General Introduction and Context
In recent years quorum sensing has been of wide-spread interest in synthetic biology. The ability for populations of cells to communicate in such a way that they either relay information or create specific patterns in culture is one which has been used in several studies (cite...). Some have relied on two different cell populations (predator-prey ref. for example) to engineer novel in vitro behavior.
The idea of the project is to build a system which uses two different quorum sensing sets of molecules that enable the cell to integrate three different levels of signal, and emit a different response according to a predetermine rule-set, producing a given fluorescent protein and a quorum sensing molecule.

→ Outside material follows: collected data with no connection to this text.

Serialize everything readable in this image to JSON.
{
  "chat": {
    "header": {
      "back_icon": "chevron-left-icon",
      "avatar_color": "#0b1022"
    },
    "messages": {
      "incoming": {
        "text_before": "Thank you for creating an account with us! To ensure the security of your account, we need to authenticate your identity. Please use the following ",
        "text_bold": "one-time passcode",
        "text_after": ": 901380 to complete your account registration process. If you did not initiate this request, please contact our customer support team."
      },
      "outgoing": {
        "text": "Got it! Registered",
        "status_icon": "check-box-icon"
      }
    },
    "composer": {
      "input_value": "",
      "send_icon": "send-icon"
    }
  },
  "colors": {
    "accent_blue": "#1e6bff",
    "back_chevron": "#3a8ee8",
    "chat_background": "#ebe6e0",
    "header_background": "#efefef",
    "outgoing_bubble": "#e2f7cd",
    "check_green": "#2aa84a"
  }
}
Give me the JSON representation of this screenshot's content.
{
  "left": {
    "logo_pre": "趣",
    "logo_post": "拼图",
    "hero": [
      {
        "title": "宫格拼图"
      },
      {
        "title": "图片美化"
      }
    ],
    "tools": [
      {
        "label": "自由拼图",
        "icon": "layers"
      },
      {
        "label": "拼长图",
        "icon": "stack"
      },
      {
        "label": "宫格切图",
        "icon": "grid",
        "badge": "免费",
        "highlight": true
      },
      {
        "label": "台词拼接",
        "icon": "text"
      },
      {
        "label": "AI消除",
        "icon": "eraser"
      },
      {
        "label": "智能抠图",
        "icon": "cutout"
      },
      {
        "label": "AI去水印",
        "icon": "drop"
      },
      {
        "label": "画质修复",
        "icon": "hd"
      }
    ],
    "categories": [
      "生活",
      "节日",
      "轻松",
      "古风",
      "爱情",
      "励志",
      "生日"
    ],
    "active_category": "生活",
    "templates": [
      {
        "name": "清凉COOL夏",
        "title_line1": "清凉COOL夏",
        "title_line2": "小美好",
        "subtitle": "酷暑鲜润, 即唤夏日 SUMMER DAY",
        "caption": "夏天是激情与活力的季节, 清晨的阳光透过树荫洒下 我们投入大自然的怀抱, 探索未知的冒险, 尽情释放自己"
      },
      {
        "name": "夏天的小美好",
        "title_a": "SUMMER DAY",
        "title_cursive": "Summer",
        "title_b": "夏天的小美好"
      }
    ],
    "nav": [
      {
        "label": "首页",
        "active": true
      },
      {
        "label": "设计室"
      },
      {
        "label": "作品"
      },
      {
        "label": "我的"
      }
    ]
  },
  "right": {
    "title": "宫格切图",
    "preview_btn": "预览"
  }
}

Our project uses a single population of cells, which all contain the same genetic information. Thus, the different behavior of the sub-populations will only be dictated by neighboring sub-populations. We also take advantage of the high-level engineering competences found in our Institute (EPFL) by using microfluidic devices in order to culture the cells in an ordered and controllable manner. Our devices are custom-made for the project fabricated using PDMS and multilayer soft lithography (MSL). We designed an array of miniature chambers to culture cells. The chambers are linked to one another with a network of ducts enabling us to culture sub-populations of our cells in contact with each other. Depending on the chamber connectivity and the genetic rule-set used, we expect complex patterns of GFP/RFP expression to form (see patterns below).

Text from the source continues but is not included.